そして一週間後の娘の外出です。2時間くらい泣いて泣きやむかなー、これは私の予想。私は朝から法事で外出して、12時30分ころ帰ってきました。きっと泣いているだろうと思っていたが、なんとニコニコして、一人でおもちゃで遊んでいます。

夜、娘が帰ってきたとき確認すると、「今日はご用事で外出する。夕方には帰って来るから、お利口にしていてね。ナナちゃん(長男の子)も来てくれるからね」としっかり約束してして、駅でバイバイしたとのこと。

言葉には現実をつくっていく働きがあります。「明日、東京駅で会うという約束」によって、人と人があうという現実がつくられます。「広島支社に転勤を命ず」という命令によって転勤という現実がつくられていきます。

母の子との約束によって、一人で過ごすという現実がつくられたのです。私は驚きでした。

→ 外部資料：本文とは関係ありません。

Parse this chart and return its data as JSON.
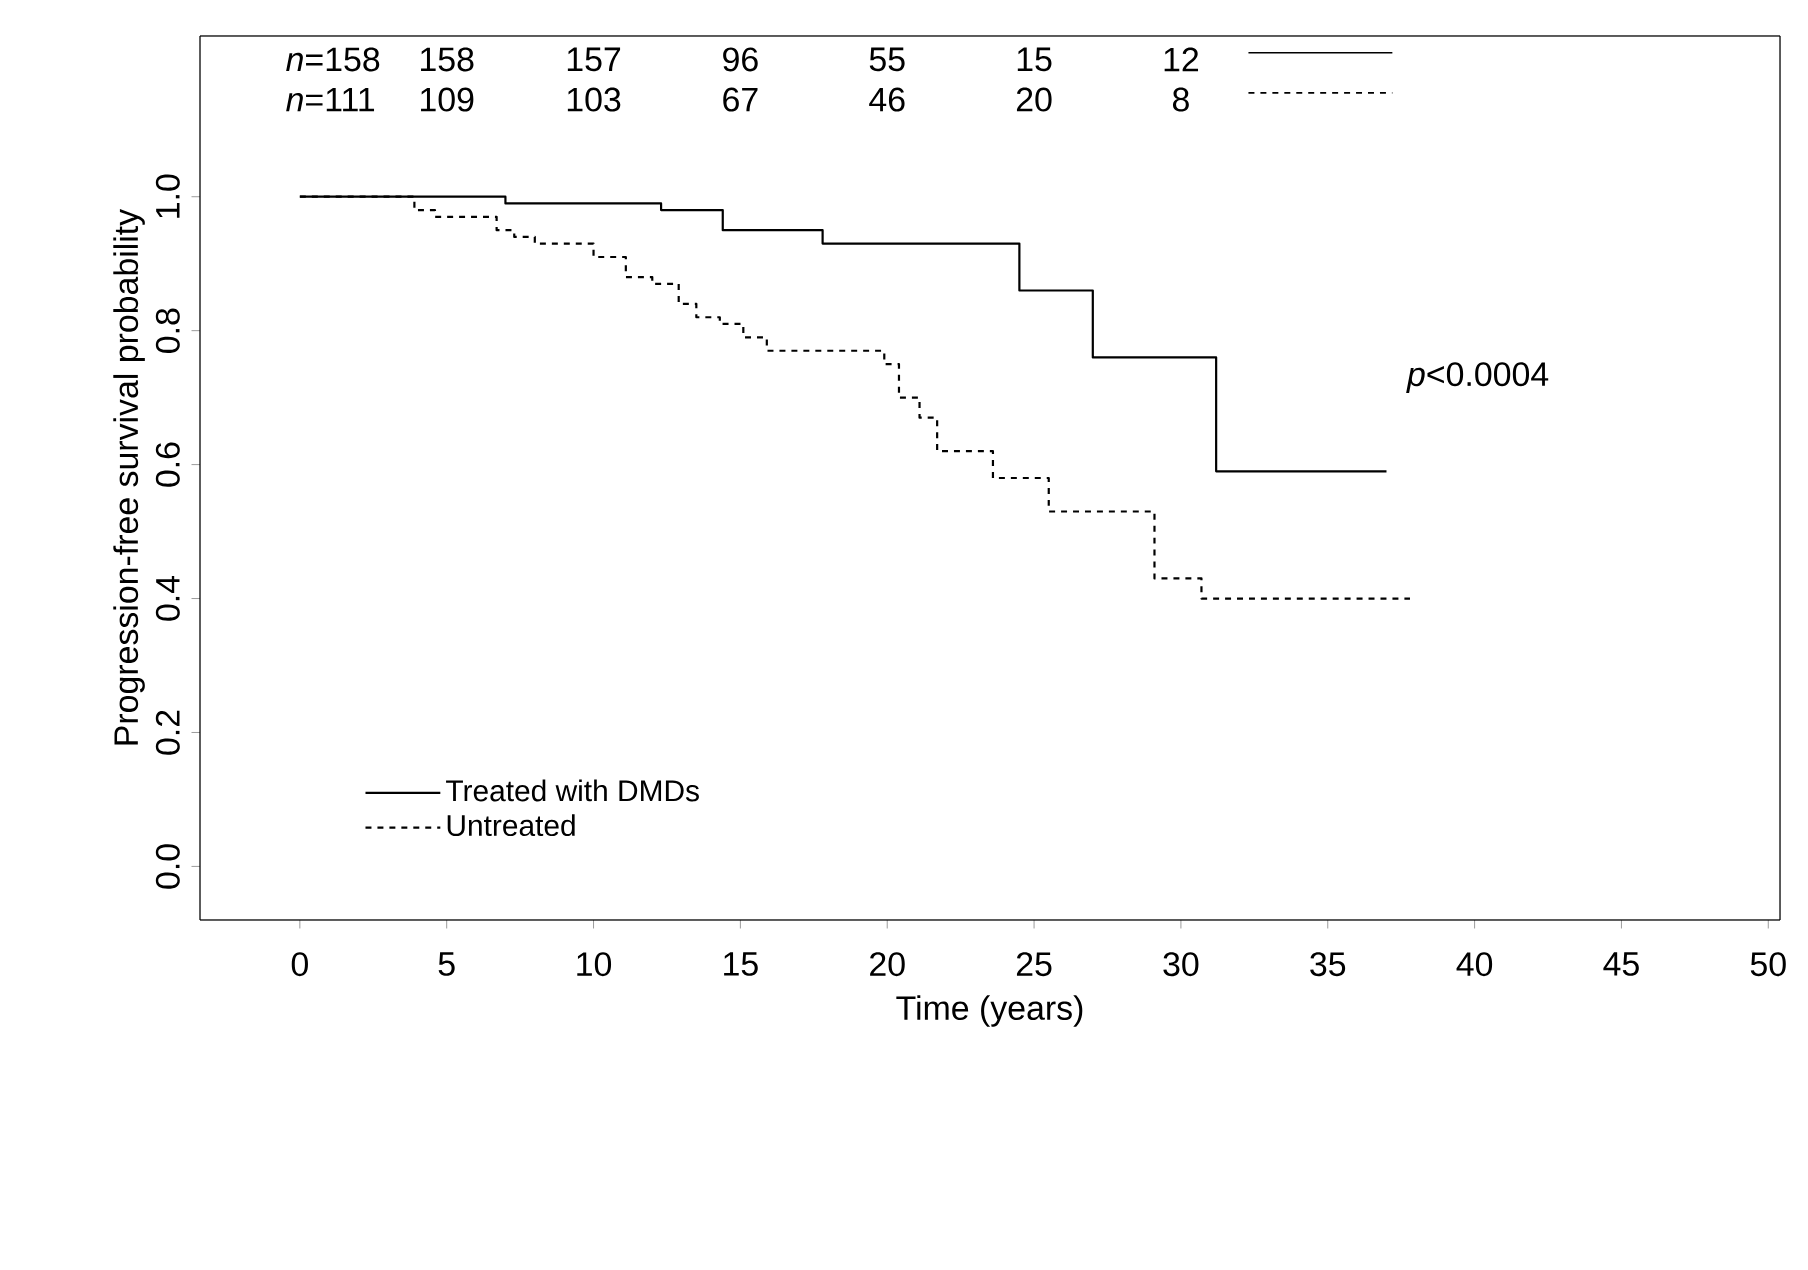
{
  "chart_data": {
    "type": "step",
    "xlabel": "Time (years)",
    "ylabel": "Progression-free survival probability",
    "xlim": [
      -3.4,
      50.4
    ],
    "ylim": [
      -0.08,
      1.24
    ],
    "xticks": [
      0,
      5,
      10,
      15,
      20,
      25,
      30,
      35,
      40,
      45,
      50
    ],
    "yticks": [
      {
        "value": 0,
        "label": "0.0"
      },
      {
        "value": 0.2,
        "label": "0.2"
      },
      {
        "value": 0.4,
        "label": "0.4"
      },
      {
        "value": 0.6,
        "label": "0.6"
      },
      {
        "value": 0.8,
        "label": "0.8"
      },
      {
        "value": 1,
        "label": "1.0"
      }
    ],
    "legend": "bottom left",
    "grid": false,
    "marker": "none",
    "series": [
      {
        "name": "Treated with DMDs",
        "color": "#000000",
        "line_style": "solid",
        "x": [
          0,
          7.0,
          12.3,
          14.4,
          17.8,
          24.5,
          27.0,
          31.2,
          37.0
        ],
        "values": [
          1.0,
          0.99,
          0.98,
          0.95,
          0.93,
          0.86,
          0.76,
          0.59,
          0.59
        ]
      },
      {
        "name": "Untreated",
        "color": "#000000",
        "line_style": "dashed",
        "x": [
          0,
          3.9,
          4.6,
          6.7,
          7.3,
          8.0,
          10.0,
          11.1,
          12.0,
          12.9,
          13.5,
          14.3,
          15.1,
          15.9,
          19.9,
          20.4,
          21.1,
          21.7,
          23.6,
          25.5,
          29.1,
          30.7,
          37.8
        ],
        "values": [
          1.0,
          0.98,
          0.97,
          0.95,
          0.94,
          0.93,
          0.91,
          0.88,
          0.87,
          0.84,
          0.82,
          0.81,
          0.79,
          0.77,
          0.75,
          0.7,
          0.67,
          0.62,
          0.58,
          0.53,
          0.43,
          0.4,
          0.4
        ]
      }
    ],
    "annotations": [
      "*p*<0.0004",
      "*n*=158",
      "158",
      "157",
      "96",
      "55",
      "15",
      "12",
      "*n*=111",
      "109",
      "103",
      "67",
      "46",
      "20",
      "8"
    ]
  }
}
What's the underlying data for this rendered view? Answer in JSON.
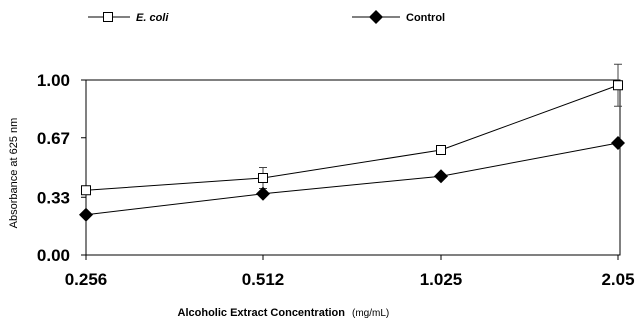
{
  "chart_data": {
    "type": "line",
    "title": "",
    "xlabel": "Alcoholic Extract Concentration",
    "xlabel_unit": "(mg/mL)",
    "ylabel": "Absorbance at 625 nm",
    "categories": [
      "0.256",
      "0.512",
      "1.025",
      "2.05"
    ],
    "y_ticks": [
      "0.00",
      "0.33",
      "0.67",
      "1.00"
    ],
    "ylim": [
      0,
      1.0
    ],
    "grid": false,
    "legend_position": "top",
    "series": [
      {
        "name": "E. coli",
        "marker": "open-square",
        "color": "#000000",
        "values": [
          0.37,
          0.44,
          0.6,
          0.97
        ],
        "error_bars": [
          null,
          0.06,
          null,
          0.12
        ]
      },
      {
        "name": "Control",
        "marker": "filled-diamond",
        "color": "#000000",
        "values": [
          0.23,
          0.35,
          0.45,
          0.64
        ],
        "error_bars": [
          null,
          null,
          null,
          null
        ]
      }
    ]
  }
}
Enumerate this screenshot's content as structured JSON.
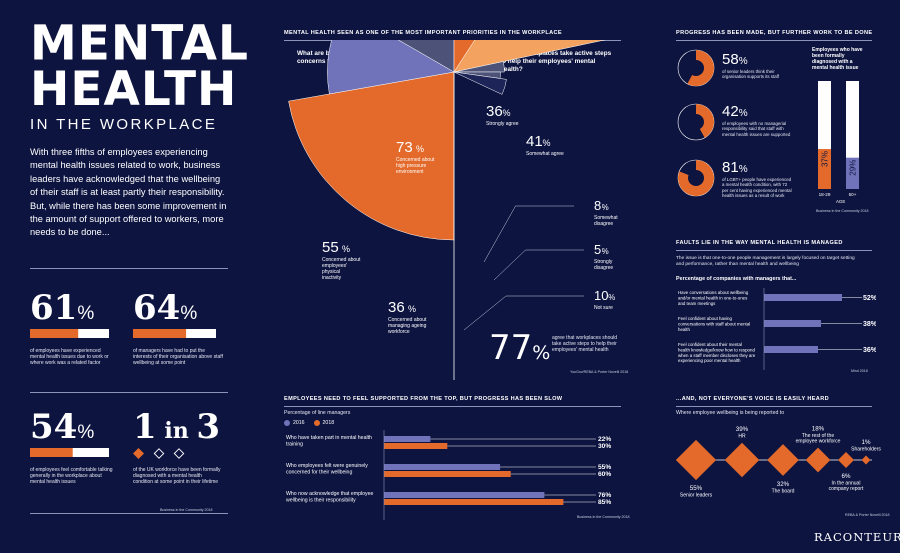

なぜ幼児が母との約束を実行できたのか。それは今まで、何度も日常生活の中で「少し待っててね、すぐ来るから」といった経験の積み重ねがあったのだと思われます。

阿弥陀さまの誓いは如来の約束です。「浄土へ摂め取る」という阿弥陀仏の約束を、私がなぜ今、受け入れているのと考えると、過去の経験の中で、私の念仏となり、み教えを喜ぶ人間を仕上げ、誓い通りに働き続けてくださっていたことを知っているからでしょう。

孫のお蔭で、少しですが阿弥陀さまを思索することができました。娘は昨日富、山へ帰りました。